Texto y fotos por Víctor Peña

Brenda y sus tres hijos caminan en medio del monte hacia la cocina comunitaria. Chon sube una cuesta con un quintal de maíz en su espalda. Rita vuelve de buscar maíz para la comida de sus siete hijos. Un grupo de mujeres escarba un muro de tierra para ampliar las aulas de la escuela. Roberta busca hojas de guanábana para tratarse la diabetes. Es la vida cotidiana en La Ceiba Talquezal y Pitahaya, dos asentamientos remotos del pueblo indígena maya Ch’orti, en los municipios de Jocotán y Camotán, en Chiquimula, el departamento con los índices más altos de desnutrición crónica infantil de Guatemala, el país con la tasa de desnutrición más elevada en Latinoamérica, según un informe de Unicef sobre malnutrición de menores en América Latina y el Caribe. Esto coincide con los datos de la organización Acción Contra el Hambre, que ejecuta un programa de vigilancia nutricional en niños de entre uno y cinco años en las comunidades más vulnerables de ese departamento. Chiquimula está ubicado al oriente de Guatemala, en el corazón del corredor seco de Centroamérica. Ahí, la crisis climática impactó con mayor fuerza en los últimos años. La ausencia de lluvias debilitó la agricultura y destruyó la autonomía de las familias que viven de ella. Ahí mueren muchos niños. También nacen muchos bajo la atención de las comadronas, las parteras que cuidan la salud materno infantil de sus aldeas, a través de los conocimientos ancestrales, que se han incluido en el manual de atenciones del Ministerio de Salud. En esas comunidades, las comadronas atienden solas incluso sus propios partos y trabajan con recursos propios, sin las herramientas necesarias y sin apoyo del gobierno que, en los últimos dos años, no pagó el incentivo de Q3,000 que se estableció en la Ley de Comadronas Guatemaltecas. Las mujeres viven embarazos cuando aún son niñas, y a los 30 son madres de hasta cinco hijos, y también son abuelas, porque sus hijas repiten la misma historia que les ha sido impuesta. Las comadronas vieron nacer a esas niñas y también las vieron parir a esos niños que pronto engrosarán las estadísticas de desnutrición. En esas comunidades, la mayoría de mujeres ha llorado a un hijo que murió de hambre. La comunidad organizada hace intentos para solventar esas necesidades que el Estado dejó en el olvido.
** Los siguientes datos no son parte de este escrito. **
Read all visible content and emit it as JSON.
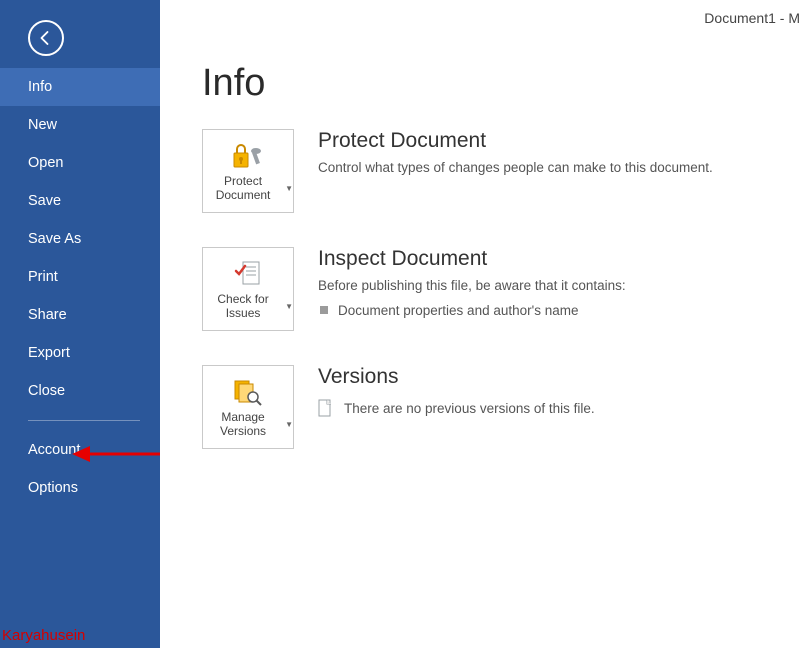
{
  "doc_title": "Document1 - M",
  "sidebar": {
    "items": [
      {
        "label": "Info",
        "selected": true
      },
      {
        "label": "New"
      },
      {
        "label": "Open"
      },
      {
        "label": "Save"
      },
      {
        "label": "Save As"
      },
      {
        "label": "Print"
      },
      {
        "label": "Share"
      },
      {
        "label": "Export"
      },
      {
        "label": "Close"
      }
    ],
    "account": "Account",
    "options": "Options"
  },
  "page_title": "Info",
  "protect": {
    "tile_label": "Protect Document",
    "heading": "Protect Document",
    "desc": "Control what types of changes people can make to this document."
  },
  "inspect": {
    "tile_label": "Check for Issues",
    "heading": "Inspect Document",
    "desc": "Before publishing this file, be aware that it contains:",
    "issue": "Document properties and author's name"
  },
  "versions": {
    "tile_label": "Manage Versions",
    "heading": "Versions",
    "desc": "There are no previous versions of this file."
  },
  "watermark": "Karyahusein"
}
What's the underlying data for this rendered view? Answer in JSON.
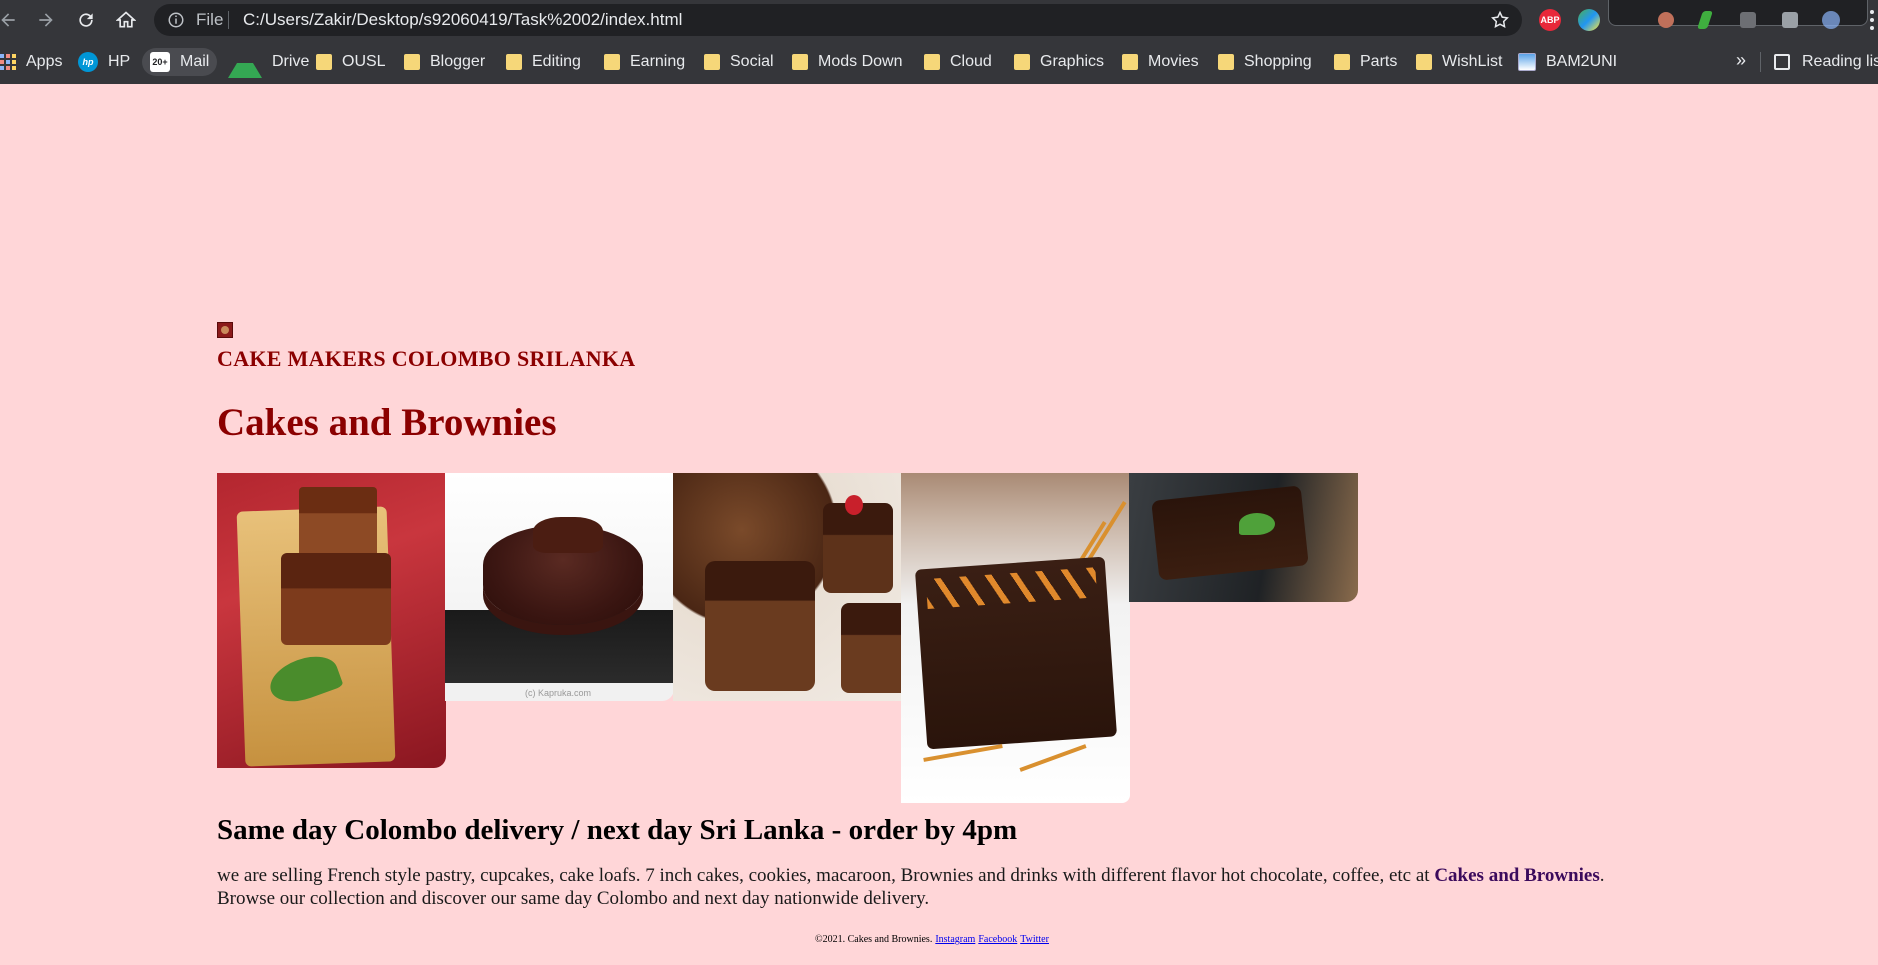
{
  "browser": {
    "file_label": "File",
    "url": "C:/Users/Zakir/Desktop/s92060419/Task%2002/index.html",
    "abp_label": "ABP",
    "bookmarks": [
      {
        "label": "Apps",
        "icon": "apps-grid-icon"
      },
      {
        "label": "HP",
        "icon": "hp-logo-icon"
      },
      {
        "label": "Mail",
        "icon": "mail-icon",
        "badge": "20+"
      },
      {
        "label": "Drive",
        "icon": "drive-icon"
      },
      {
        "label": "OUSL",
        "icon": "folder-icon"
      },
      {
        "label": "Blogger",
        "icon": "folder-icon"
      },
      {
        "label": "Editing",
        "icon": "folder-icon"
      },
      {
        "label": "Earning",
        "icon": "folder-icon"
      },
      {
        "label": "Social",
        "icon": "folder-icon"
      },
      {
        "label": "Mods Down",
        "icon": "folder-icon"
      },
      {
        "label": "Cloud",
        "icon": "folder-icon"
      },
      {
        "label": "Graphics",
        "icon": "folder-icon"
      },
      {
        "label": "Movies",
        "icon": "folder-icon"
      },
      {
        "label": "Shopping",
        "icon": "folder-icon"
      },
      {
        "label": "Parts",
        "icon": "folder-icon"
      },
      {
        "label": "WishList",
        "icon": "folder-icon"
      },
      {
        "label": "BAM2UNI",
        "icon": "site-icon"
      }
    ],
    "overflow_label": "»",
    "reading_list_label": "Reading list"
  },
  "page": {
    "brand": "CAKE MAKERS COLOMBO SRILANKA",
    "title": "Cakes and Brownies",
    "gallery": [
      {
        "name": "chocolate-cake-slices-photo"
      },
      {
        "name": "chocolate-round-cake-photo",
        "watermark": "(c) Kapruka.com"
      },
      {
        "name": "frosted-brownie-bites-photo"
      },
      {
        "name": "pretzel-brownie-photo"
      },
      {
        "name": "mint-brownies-photo"
      }
    ],
    "delivery_heading": "Same day Colombo delivery / next day Sri Lanka - order by 4pm",
    "description_before": "we are selling French style pastry, cupcakes, cake loafs. 7 inch cakes, cookies, macaroon, Brownies and drinks with different flavor hot chocolate, coffee, etc at ",
    "description_link": "Cakes and Brownies",
    "description_after": ". Browse our collection and discover our same day Colombo and next day nationwide delivery.",
    "footer_text": "©2021. Cakes and Brownies.",
    "footer_links": [
      "Instagram",
      "Facebook",
      "Twitter"
    ]
  },
  "colors": {
    "page_background": "#ffd6d8",
    "heading_red": "#8b0000",
    "browser_chrome": "#35363a"
  }
}
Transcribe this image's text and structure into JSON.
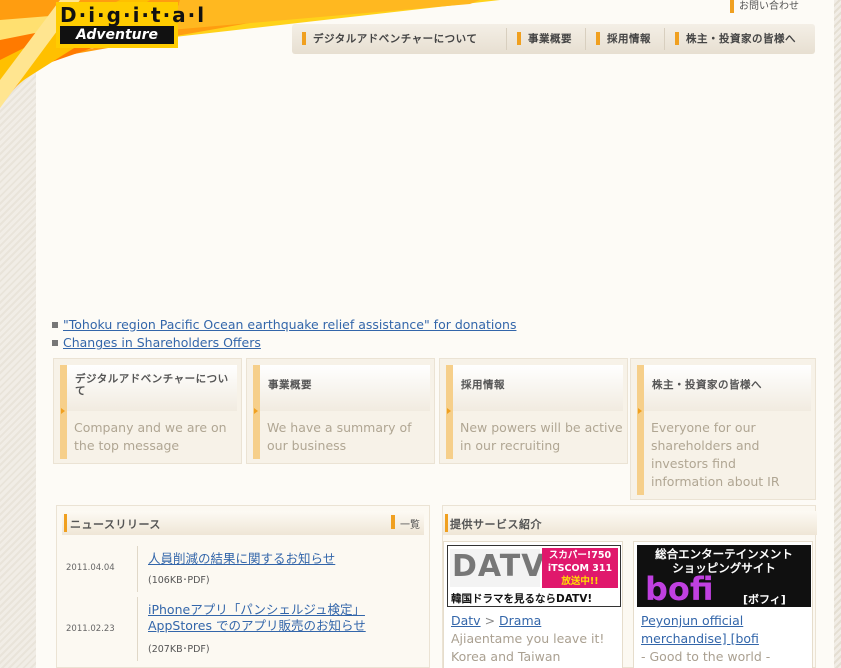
{
  "header": {
    "logo_line1": "D·i·g·i·t·a·l",
    "logo_line2": "Adventure",
    "contact_label": "お問い合わせ",
    "nav": [
      {
        "label": "デジタルアドベンチャーについて"
      },
      {
        "label": "事業概要"
      },
      {
        "label": "採用情報"
      },
      {
        "label": "株主・投資家の皆様へ"
      }
    ]
  },
  "notices": [
    "\"Tohoku region Pacific Ocean earthquake relief assistance\" for donations",
    "Changes in Shareholders Offers"
  ],
  "cards": [
    {
      "title": "デジタルアドベンチャーについて",
      "body": "Company and we are on the top message"
    },
    {
      "title": "事業概要",
      "body": "We have a summary of our business"
    },
    {
      "title": "採用情報",
      "body": "New powers will be active in our recruiting"
    },
    {
      "title": "株主・投資家の皆様へ",
      "body": "Everyone for our shareholders and investors find information about IR"
    }
  ],
  "news": {
    "heading": "ニュースリリース",
    "more_label": "一覧",
    "items": [
      {
        "date": "2011.04.04",
        "title": "人員削減の結果に関するお知らせ",
        "meta": "(106KB･PDF)"
      },
      {
        "date": "2011.02.23",
        "title": "iPhoneアプリ「パンシェルジュ検定」AppStores でのアプリ販売のお知らせ",
        "meta": "(207KB･PDF)"
      }
    ]
  },
  "services": {
    "heading": "提供サービス紹介",
    "items": [
      {
        "banner_logo": "DATV",
        "banner_badge_1": "スカパー!750",
        "banner_badge_2": "iTSCOM 311",
        "banner_badge_3": "放送中!!",
        "banner_caption": "韓国ドラマを見るならDATV!",
        "link_1": "Datv",
        "link_sep": ">",
        "link_2": "Drama",
        "desc": "Ajiaentame you leave it! Korea and Taiwan"
      },
      {
        "banner_line1": "総合エンターテインメント",
        "banner_line2": "ショッピングサイト",
        "banner_logo": "bofi",
        "banner_kana": "[ボフィ]",
        "link": "Peyonjun official merchandise] [bofi",
        "desc": "- Good to the world -"
      }
    ]
  },
  "colors": {
    "accent": "#f0a020",
    "link": "#3366aa",
    "datv_pink": "#e0186c",
    "bofi_purple": "#c040e0"
  }
}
Con reportes de Yuliana Ramazzini 

(Esta investigación fue realizada con el apoyo de la Agencia Catalana de Cooperación al Desarrollo (ACCD) y de la Generalitat de Cataluña)

Josefina Roque lidera el movimiento de mujeres de La Ceiba Talquezal, una comunidad lejana, establecida en la cima de una de las montañas que rodean el municipio de Jocotán, en el departamento de Chiquimula. Tiene 37 años y cinco hijos. Es madre soltera y los ha criado con el esfuerzo y las ganancias que el huerto casero le ha dejado en los últimos diez años. Lo cuenta con orgullo. También sobrevive de las ganancias de su pequeña tienda, en un cuartito construido con adobe, donde sus vecinos más cercanos llegan por golosinas, refrescos, pan dulce y pan francés, sodas, agua pura, jabón, champú, consomé. A veces, sólo a veces, algunos compran granos básicos. Cada tarde, Josefina se coloca sus sandalias de hule y, con machete en mano, recorre las veredas comunales durante 15 minutos para llegar hasta su guatal, un terreno inclinado donde cultiva maíz y frijoles para el alimento de su familia. Josefina también lidera un proyecto. En 2016, un grupo de mujeres se unió a sus esfuerzos de combatir el hambre de su aldea: iniciaron un huerto comunitario sobre un pequeño terreno de 15×15 metros. Sembraron 400 plantas. Cosechan alrededor de 20 mil tomates cada tres meses. Eso significa unos Q2,400 ($300). Los participantes se reparten los frutos. Cada quien vende lo suyo y aporta un poco de sus ganancias para volver a sembrar.
Hamilton jugaba con unas piedras cuando una pared de adobe se desplomó y cayó sobre su pequeño cuerpo de seis años. Nadie se enteró en el momento. Quedó atrapado en el lodo y se escapó como pudo. Caminó solitario hacia su casa para cambiarse de ropa. En La Ceiba Talquezal es normal ver a muchos niños andar solos a cualquier hora y a cualquier suerte. Como Hamilton hay otros: Axel Pérez tiene diez años, se inició en primer grado de escuela en enero de 2024 y se pasea entre los cultivos en busca de algunas frutas. En la temporada de naranjas, Axel se queda toda una mañana bajo un árbol grande para comerse todas las que pueda. Está siempre acompañado de su machete, viste una chaqueta roja sin botones y un pantalón negro que se mete entre sus botas de hule. A trescientos metros de este lugar, Jorvin corría por unos callejones. Tenía su rostro y su ropa manchada de “Nutri Niños”, el alimento complementario que el Gobierno de Guatemala distribuye en las comunidades rurales para “reducir los índices de desnutrición del país”. Jorvin se lo comía como golosina, envuelto en una hoja de higuera.
Todos los meses, la organización Acción Contra el Hambre realiza monitoreos de talla y peso para detectar los casos de menores con mayor riesgo de desnutrición. Con esos datos reúnen a los más vulnerables de cada comunidad y organizan una cocina comunitaria, donde las madres aprenden a cocinar con nuevas recetas y con ingredientes locales. El martes 3 de septiembre de 2024, unos 25 niños y niñas se reunieron para comer pollo con verduras y hierbas locales. El pollo era una excepción, por el cierre del programa de doce días, donde el 60 % de esos niños ganaron entre cuatro y ocho onzas de peso. “Algunos tuvieron enfermedades gastrointestinales unos días antes del programa, por eso no hubo diferencia en su peso”, dice Jackeline Hernández, nutricionista de ese proyecto que intenta fomentar un hábito de largo tiempo y alcance para las mamás. Eso en la práctica es un tanto difícil: la mayoría de esos hogares sólo tienen acceso a maíz y frijoles en su canasta básica diaria.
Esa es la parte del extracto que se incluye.